Title: The Lady Astronaut Series
“The Lady Astronaut of Mars” – short story (free!)
The Calculating Stars
The Fated Sky
Author: Mary Robinette Kowal
Published: 2013 – 2018
ISBN 13: 9780765378385 & 9780765398949
What’s Auntie Reading Now? pictures: Fated Sky
Publisher’s Blurb: (Calculating Stars): … with so many skilled and experienced women pilots and scientists involved with the program, it doesn’t take long before Elma begins to wonder why they can’t go into space, too—aside from some pesky barriers like thousands of years of history and a host of expectations about the proper place of the fairer sex. And yet, Elma’s drive to become the first Lady Astronaut is so strong that even the most dearly held conventions may not stand a chance.
(Fated Sky): Continuing the grand sweep of alternate history laid out in The Calculating Stars, The Fated Sky looks forward to 1961, when mankind is well-established on the moon and looking forward to its next step: journeying to, and eventually colonizing, Mars.

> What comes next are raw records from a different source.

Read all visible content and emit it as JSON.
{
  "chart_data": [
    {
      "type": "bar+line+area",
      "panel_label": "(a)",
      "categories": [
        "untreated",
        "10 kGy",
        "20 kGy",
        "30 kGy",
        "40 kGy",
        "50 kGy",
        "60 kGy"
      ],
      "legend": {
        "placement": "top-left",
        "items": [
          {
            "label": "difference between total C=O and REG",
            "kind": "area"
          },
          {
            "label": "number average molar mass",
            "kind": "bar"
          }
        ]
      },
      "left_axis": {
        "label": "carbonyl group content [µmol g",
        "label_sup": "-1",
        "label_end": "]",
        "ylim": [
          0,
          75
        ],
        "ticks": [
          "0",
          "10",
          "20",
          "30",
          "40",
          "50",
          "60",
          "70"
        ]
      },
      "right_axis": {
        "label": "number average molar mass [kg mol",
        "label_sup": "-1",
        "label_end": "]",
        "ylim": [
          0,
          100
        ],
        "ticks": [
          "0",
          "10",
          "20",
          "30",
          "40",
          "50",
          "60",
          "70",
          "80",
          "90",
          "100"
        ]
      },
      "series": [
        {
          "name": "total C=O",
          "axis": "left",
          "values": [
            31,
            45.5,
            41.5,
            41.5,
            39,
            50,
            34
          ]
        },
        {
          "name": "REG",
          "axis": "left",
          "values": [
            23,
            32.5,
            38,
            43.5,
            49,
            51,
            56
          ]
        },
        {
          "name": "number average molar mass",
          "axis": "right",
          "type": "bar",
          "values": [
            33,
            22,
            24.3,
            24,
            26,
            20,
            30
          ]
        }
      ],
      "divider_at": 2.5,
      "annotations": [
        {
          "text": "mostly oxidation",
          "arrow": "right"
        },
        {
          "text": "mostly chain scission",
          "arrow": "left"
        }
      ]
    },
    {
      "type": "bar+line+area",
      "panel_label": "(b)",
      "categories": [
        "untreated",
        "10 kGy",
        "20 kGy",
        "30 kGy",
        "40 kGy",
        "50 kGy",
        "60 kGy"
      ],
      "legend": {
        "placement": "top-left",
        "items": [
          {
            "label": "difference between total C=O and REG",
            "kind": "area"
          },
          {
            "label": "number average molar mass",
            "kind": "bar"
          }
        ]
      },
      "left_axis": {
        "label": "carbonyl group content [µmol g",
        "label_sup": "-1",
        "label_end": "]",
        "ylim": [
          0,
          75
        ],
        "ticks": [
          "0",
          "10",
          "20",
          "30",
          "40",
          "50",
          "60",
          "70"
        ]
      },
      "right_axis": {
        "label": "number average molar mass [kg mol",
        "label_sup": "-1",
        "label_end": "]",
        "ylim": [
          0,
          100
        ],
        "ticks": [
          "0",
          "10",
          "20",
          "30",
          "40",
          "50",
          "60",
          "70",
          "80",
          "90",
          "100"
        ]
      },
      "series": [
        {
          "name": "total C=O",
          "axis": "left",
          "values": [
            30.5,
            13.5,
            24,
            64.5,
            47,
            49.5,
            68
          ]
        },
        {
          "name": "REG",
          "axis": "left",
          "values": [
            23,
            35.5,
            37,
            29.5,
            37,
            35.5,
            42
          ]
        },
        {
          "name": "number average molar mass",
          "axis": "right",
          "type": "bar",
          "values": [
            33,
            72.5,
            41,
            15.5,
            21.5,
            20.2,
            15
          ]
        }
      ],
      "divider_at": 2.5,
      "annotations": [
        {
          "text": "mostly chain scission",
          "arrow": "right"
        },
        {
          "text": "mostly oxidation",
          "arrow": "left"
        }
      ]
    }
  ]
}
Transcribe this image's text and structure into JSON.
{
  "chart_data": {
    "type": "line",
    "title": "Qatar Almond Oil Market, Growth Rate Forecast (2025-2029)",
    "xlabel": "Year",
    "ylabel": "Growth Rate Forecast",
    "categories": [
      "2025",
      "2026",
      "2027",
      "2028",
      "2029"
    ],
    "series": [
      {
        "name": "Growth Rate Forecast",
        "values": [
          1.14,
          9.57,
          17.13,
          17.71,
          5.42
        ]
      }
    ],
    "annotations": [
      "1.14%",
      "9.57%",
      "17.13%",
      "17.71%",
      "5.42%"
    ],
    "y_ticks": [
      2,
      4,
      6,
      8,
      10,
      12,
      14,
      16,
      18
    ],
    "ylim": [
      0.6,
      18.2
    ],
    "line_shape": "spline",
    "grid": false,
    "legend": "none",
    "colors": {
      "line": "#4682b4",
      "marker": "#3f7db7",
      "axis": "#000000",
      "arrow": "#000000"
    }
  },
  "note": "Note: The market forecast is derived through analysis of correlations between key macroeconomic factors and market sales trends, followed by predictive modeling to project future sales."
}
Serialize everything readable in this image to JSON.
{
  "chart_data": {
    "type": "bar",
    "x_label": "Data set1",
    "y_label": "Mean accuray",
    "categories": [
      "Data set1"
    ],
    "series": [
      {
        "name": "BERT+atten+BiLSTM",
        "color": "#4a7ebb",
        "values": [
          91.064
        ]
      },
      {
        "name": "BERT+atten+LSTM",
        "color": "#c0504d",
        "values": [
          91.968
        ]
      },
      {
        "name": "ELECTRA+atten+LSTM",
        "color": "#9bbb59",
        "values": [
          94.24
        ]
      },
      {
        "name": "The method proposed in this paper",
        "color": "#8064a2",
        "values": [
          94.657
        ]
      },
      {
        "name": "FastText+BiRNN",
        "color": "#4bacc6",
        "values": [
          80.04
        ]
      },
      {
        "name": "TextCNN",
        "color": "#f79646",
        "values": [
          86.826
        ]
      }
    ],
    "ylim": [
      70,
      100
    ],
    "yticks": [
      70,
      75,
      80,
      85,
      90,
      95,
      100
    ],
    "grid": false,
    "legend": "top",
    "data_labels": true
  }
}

I am not kidding even a little when I say these books jumped to the top of my list of favorites. And getting to meet Mary Robinette Kowal was a highlight of my WorldCon experience. She really is kind, patient and generous.
The Lady Astronaut series is entertaining, even while discussing important topics like sexism, racism and, climate change, just to name a few.
And her publisher Tor has announced there will be two more books in the series.
The Calculating Stars
This book literally starts off with a bang. A cataclysmic event which takes out most of the east coast of the US, and precipitates a space race to move the world’s population to another planet.
It’s an alternate history of the US space program set in the late 1950s and grapples with the big question we find ourselves facing now, “How do we save ourselves?”
Elma is a mathematician who ferried planes around during World War II. She is smart, capable and, stubborn. Her only visible flaw is that she’s a woman in that time period. She has to fight so much just to have her contributions to the space program noticed. She’s fine out of the public eye as a computer. But that’s not what she wants for herself, or her friends who also fly.
Part of Elma’s story is her social anxiety. In school she was shamed for being smart. One of her coping mechanisms is to count prime numbers. But doing that doesn’t keep her from throwing up before she makes public appearances. So she does what any sensible person would do, she goes to the doctor for help.
Miltown prescription in hand, Elma is better able to handle her anxiety. It has to be kept a secret though, because open knowledge would cause those the men in charge to view her as an hysterical female and drop her from the program.
It would have been just as easy to not write this about Elma. It’s already nearly impossible for her to make any headway on equality in the space program. Giving her protagonist social anxiety, Kowal shows just how determined Elma is to make equality a realty.
The things the women have to do to prove their worth are demeaning. Something most women would identify with, no matter their generation or profession. And all the women striving to be in the space program paste their best smiles on and go through the paces. They know there’s a lot on the line for so many reasons.
By the end of The Calculating Stars Elma has earned her place in the program setting up the Moon as a way station to Mars.
The Fated Sky
There’s a colony on the moon now, and Elma rotates on and off, flying shuttles to Earth and helping prepare for the next big step, colonizing Mars.
It isn’t until the director realizes that the navigational computer isn’t reliable and too hard to program that a woman is considered for the crew. Elma’s highly visible profile as the “Lady Astronaut” makes her the choice to go at the expense of someone else’s place. And living in close quarters makes it harder on everyone involved.
Seven people on a space ship to Mars. There’s a lot of tension. Affairs are revealed, old wounds are picked at, and Elma does her best to roll with it. We finally see what’s been festering between Stetson Parker and Elma York in both books.
We also get to see the astronauts try to work through the personal issues which could very well be the downfall of the mission to Mars. The best thing about Elma is she’s always trying to understand, and learn, when her privileged white background gets in the way.
By the end of the book, landing on Mars has become not routine, but is well on its way.